Nothing gives me great satisfaction than clearing out the contents of my fridge. Don will ask what’s for dinner and I’ll simply reply the fridge (in a mad professor sort of way). There are a few lucky ingredients that I always try to have stocked and running out of them warrants immediate replacement- eggs, butter, greek yogurt, saracha chili sauce, dijon mustard, parmesan. But then there are those, which make fleeting appearances- flavours of the month, so to speak. I know, I’m so fickle with my favourites. Thank god for Don, I’m not fickle with my husbands.

This past month it was roasted smoked salmon- I had two large pieces and found myself scattering them over salads, into pasta and then finally the last 100g went into a brunch fritatta. Our friend Marc played victim to my tipping-the-entire-fridge-into-a-pan-experiment. We have a nice little routine going on with Marc- he comes over on Saturday mornings and plays personal trainer/army drill sargent to Don and I.  We in return reward him for having acheived making us do burpees and push-ups by making him breakfast.

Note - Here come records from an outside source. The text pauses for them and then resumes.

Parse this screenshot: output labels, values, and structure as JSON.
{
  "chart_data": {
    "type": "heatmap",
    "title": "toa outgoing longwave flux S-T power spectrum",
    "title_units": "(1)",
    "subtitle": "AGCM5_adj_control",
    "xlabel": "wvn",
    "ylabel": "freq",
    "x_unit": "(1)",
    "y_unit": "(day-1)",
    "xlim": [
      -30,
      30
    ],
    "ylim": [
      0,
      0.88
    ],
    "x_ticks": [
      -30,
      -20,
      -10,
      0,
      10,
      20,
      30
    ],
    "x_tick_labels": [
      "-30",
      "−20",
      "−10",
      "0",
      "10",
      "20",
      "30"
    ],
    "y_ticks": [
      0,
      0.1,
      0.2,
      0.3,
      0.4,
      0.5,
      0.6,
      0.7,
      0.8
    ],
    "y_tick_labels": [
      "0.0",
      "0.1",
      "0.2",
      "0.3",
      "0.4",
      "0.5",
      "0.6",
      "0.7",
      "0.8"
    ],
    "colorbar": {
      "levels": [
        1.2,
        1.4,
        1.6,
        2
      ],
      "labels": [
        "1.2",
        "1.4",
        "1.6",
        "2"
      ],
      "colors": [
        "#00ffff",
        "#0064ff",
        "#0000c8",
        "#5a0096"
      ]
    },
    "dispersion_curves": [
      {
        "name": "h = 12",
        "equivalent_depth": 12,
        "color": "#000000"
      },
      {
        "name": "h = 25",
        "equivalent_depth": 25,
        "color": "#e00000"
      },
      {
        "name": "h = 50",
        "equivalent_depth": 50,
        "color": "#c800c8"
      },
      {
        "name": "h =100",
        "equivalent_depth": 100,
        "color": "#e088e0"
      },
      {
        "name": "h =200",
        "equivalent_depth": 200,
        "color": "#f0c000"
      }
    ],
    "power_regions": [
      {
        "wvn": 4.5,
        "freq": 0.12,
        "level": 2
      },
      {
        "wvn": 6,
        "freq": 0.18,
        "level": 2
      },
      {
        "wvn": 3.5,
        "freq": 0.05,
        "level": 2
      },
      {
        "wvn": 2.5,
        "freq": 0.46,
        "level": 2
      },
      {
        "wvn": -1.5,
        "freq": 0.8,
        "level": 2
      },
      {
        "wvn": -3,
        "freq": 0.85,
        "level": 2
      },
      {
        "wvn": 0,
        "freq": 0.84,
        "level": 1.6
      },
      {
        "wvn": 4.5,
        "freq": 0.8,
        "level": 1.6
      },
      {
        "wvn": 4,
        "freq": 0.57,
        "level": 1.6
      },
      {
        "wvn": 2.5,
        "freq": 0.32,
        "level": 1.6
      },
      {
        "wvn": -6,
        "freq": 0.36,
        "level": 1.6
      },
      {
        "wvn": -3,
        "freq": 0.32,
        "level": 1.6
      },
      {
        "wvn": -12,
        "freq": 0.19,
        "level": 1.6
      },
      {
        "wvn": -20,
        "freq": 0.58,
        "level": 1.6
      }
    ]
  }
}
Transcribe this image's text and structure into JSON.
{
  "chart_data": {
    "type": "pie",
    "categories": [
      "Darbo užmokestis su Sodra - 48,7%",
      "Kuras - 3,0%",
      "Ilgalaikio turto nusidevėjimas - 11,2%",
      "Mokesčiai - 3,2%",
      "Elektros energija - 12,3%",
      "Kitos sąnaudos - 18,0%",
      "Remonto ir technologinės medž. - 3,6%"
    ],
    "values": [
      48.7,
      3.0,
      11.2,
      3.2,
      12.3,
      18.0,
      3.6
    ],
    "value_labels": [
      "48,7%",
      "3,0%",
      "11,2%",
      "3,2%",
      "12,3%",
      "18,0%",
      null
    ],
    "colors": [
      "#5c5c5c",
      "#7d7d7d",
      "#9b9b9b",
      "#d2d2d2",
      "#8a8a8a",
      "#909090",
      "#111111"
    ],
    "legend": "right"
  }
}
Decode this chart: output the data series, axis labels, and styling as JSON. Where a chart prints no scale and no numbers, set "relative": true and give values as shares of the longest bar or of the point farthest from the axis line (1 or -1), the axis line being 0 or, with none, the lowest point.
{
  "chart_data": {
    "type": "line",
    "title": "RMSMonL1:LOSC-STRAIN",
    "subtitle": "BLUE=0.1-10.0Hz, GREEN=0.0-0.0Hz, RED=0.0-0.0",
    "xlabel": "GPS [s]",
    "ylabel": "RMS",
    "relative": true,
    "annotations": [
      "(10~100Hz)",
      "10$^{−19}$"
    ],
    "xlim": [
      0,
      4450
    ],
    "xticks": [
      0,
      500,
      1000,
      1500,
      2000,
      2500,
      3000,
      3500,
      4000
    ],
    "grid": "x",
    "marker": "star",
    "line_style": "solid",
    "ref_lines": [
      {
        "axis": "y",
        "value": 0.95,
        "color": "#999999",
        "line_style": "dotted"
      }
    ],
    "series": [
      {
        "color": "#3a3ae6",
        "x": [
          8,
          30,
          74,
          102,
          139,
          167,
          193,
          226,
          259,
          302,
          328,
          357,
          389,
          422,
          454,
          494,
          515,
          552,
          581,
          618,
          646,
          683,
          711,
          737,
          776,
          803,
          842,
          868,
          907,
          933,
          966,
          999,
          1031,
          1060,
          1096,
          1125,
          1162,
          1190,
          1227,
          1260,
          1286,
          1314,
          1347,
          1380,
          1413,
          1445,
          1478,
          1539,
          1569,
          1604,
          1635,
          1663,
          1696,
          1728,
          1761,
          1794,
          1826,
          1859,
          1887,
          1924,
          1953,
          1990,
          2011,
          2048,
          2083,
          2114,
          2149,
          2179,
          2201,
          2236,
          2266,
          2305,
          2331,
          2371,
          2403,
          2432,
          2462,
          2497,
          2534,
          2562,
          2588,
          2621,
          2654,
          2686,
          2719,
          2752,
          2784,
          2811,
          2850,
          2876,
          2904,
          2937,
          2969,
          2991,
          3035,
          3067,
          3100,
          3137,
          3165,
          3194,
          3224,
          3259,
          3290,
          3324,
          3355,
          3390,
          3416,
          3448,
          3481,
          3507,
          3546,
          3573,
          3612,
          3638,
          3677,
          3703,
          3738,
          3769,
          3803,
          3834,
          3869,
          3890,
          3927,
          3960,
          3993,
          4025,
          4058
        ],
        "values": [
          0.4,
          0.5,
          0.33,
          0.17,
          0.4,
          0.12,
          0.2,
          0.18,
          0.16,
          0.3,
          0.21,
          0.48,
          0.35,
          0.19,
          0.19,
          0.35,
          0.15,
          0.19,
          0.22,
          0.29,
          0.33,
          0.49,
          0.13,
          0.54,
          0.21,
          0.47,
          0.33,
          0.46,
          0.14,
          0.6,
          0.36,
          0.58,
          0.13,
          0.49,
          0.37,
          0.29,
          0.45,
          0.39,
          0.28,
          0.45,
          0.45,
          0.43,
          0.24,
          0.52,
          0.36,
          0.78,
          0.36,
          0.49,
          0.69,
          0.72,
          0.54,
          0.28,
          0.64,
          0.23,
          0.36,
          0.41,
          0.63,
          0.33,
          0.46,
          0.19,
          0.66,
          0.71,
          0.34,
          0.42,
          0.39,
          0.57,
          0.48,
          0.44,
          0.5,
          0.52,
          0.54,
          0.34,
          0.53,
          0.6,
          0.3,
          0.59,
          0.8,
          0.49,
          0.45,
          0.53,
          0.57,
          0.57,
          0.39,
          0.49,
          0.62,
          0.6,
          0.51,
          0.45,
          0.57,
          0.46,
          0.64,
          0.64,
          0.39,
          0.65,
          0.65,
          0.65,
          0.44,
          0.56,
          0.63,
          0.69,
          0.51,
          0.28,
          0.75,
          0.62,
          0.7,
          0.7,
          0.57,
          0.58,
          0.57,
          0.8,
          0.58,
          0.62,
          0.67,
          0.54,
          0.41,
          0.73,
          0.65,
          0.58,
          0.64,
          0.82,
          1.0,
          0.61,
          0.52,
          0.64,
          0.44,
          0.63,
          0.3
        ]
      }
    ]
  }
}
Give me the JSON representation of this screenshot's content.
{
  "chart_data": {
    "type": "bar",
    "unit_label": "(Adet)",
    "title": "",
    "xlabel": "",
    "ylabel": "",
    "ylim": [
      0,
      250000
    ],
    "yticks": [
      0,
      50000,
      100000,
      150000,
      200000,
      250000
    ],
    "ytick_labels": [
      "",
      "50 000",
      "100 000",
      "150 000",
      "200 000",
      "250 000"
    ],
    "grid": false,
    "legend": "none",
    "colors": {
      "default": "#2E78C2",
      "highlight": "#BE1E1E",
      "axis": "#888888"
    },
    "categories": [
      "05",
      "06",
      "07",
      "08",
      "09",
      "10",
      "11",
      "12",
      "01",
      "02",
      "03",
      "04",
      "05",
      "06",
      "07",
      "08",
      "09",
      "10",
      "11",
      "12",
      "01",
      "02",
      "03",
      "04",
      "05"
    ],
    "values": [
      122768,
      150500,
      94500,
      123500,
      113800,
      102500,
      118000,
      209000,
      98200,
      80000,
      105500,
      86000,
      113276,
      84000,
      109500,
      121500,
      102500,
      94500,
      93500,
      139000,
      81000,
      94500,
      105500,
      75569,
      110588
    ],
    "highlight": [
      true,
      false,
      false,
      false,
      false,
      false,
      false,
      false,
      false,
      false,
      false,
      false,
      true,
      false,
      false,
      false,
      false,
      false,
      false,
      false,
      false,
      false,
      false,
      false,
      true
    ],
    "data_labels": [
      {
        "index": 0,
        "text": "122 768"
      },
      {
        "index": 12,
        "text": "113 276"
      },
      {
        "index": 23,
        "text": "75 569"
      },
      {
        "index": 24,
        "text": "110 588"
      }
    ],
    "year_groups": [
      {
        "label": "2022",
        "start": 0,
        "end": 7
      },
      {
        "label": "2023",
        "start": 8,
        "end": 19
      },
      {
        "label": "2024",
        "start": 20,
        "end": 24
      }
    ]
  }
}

I can’t be certain but I’m beginning to think that he may have the better end of the deal.

We’re always ravenous on return so breakfast has to be on the table quickly. One weekend last month I ended up making this fritatta- which not only warmed and comforted our empty bellies but also served the dual purpose of clearing out my fridge. And that left me feeling rather chuffed.

salmon & leek fritatta

It seems as though there’s a little bit of everything in here- well I guess there is. It is an emptying the fridge fritatta after all. But don’t feel like you have to stick by my fridge contents- the first time I made it I actually used yellow peppers courgettes and onions in place of the leeks. If you don’t have the salmon, you could use ham or bump up the amount of chorizo. Or drop the meat altogether. Just don’t drop the eggs- they happen to be the important part- the glue, so to speak. And just because I called them glue doesn’t mean you should skimp on them- delicious eggs come from happy hens who roam grassy fields pecking for plump grubs. I try to buy mine from the farmer’s market. Serve it with a fresh loaf of bread or a simple green salad, depending on hunger levels. And if you’re daring a drizzle of saracha chili sauce wouldn’t go amiss either.

This recipe is a contirbution to winos and foodies LIVESTRONG with a taste of yellow in support of the Lance Armstrong Foundation and to raise awareness of cancer issues worldwide. It seemed appropriate to me to share a recipe that in the making involved doing something to keep fit and healthy. The official Livestrong day is October 2nd and you can go to winos and foodies to see all the entries.